Just like Microsoft PowerPoint helps you drag shapes and other objects into your presentation or Microsoft Visio helps you create a nice drawing, both using templates; reporting templates help your disclosure management software help you create great financial reports.
All this may be hard to believe, but if you think about it you will see that it makes sense. Disclosure management software works with pieces of information, weaving them together how you want them weaved together. Call it "structured authoring" or "model-based authoring" or "semantic authoring" or digital financial reporting or disclosure management. They are all really the same thing.

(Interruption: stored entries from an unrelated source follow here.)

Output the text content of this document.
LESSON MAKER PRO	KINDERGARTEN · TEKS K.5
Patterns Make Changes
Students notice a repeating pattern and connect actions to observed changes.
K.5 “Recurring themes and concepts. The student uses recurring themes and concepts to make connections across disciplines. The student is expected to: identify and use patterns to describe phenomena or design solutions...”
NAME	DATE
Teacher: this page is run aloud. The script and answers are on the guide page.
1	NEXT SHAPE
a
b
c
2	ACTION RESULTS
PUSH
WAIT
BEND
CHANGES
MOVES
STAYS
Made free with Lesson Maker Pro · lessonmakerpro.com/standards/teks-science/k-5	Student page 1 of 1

I predict you will start seeing disclosure management software which works in this manner within twelve months. Then, the new paradigm of financial reporting will really take off.
These reporting templates will also contribute to the quality of the SEC XBRL financial filings in the SEC EDGAR system. Clearly if the reported information is better, the XBRL in the SEC EDGAR system will improve. The better the business rules, the better the information in those SEC XBRL financial filings.